En otras palabras, el ‘cuidado de sí’ que elabora Foucault parece enmarcado en ‘situaciones ideales’, ignorando que determinadas desigualdades fijadas históricamente de tal manera que han llegado a adquirir un carácter estructural, como son las desigualdades de género, pueden hacer devenir esta ‘inquietud de sí’ en ‘deslegitimación del otro (o de la otra)’. Y este es, sin duda, el desplazamiento más interesante que acomete Irigiaray, al introducir la alteridad en el debate ético, al proponer un nuevo paradigma para la relación con ‘el otro’ y, consecuentemente, de un ‘cuidado del otro’, que la filósofa encuentra en la relación amorosa madre-hija y en la ética maternal.

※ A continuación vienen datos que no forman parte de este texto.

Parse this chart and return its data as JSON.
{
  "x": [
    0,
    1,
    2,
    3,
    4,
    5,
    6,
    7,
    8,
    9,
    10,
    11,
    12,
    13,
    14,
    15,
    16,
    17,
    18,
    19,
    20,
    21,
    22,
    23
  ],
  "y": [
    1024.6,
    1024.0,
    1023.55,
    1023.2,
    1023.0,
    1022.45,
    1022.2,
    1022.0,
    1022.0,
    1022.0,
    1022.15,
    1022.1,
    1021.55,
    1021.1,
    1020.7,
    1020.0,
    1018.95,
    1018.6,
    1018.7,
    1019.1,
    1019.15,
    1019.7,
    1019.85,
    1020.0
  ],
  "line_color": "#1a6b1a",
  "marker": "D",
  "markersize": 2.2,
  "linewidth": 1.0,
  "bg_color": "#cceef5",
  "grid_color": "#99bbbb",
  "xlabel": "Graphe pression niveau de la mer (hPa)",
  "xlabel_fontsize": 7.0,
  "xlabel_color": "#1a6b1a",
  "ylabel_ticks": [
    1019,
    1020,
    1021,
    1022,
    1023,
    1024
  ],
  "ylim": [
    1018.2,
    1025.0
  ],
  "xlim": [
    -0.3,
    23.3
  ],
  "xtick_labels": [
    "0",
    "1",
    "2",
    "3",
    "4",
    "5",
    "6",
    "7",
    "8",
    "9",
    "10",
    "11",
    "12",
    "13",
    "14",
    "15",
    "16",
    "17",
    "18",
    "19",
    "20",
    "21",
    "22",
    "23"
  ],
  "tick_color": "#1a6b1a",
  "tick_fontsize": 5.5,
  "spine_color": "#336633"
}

Como han señalado no pocas feministas, el hecho de que la mayor parte de la actividad política de las mujeres esté encaminada al cuidado y el mantenimiento de la vida revela una ética del activismo que ‘se enfrenta’ a la dominación sin caer en la convulsión y el terror de la acción revolucionaria ‘masculinista’. He aquí, pues, uno de los puntos donde la ‘ética’ vuelve a encontrarse en el discurso y en la práctica con la ‘política’.

Así, mientras Foucualt recurre al pasado solo para encontrar prácticas situadas en el ‘aquí y ahora’ de nuestro lugar de enunciación, Irigaray se pregunta cómo podríamos aprender a pensar de forma diferente acerca de la subjetividad y la alteridad humana, una cuestión que ha estado en la agenda filosófica desde Heidegger, pero en la que el feminismo ha acabado jugando el papel principal. Porque no habrá posibilidad de alcanzar la askesis sin un reconocimiento rotundo y sin paliativos de ‘el otro/la otra’ como objeto de las nuevas éticas del cuidado.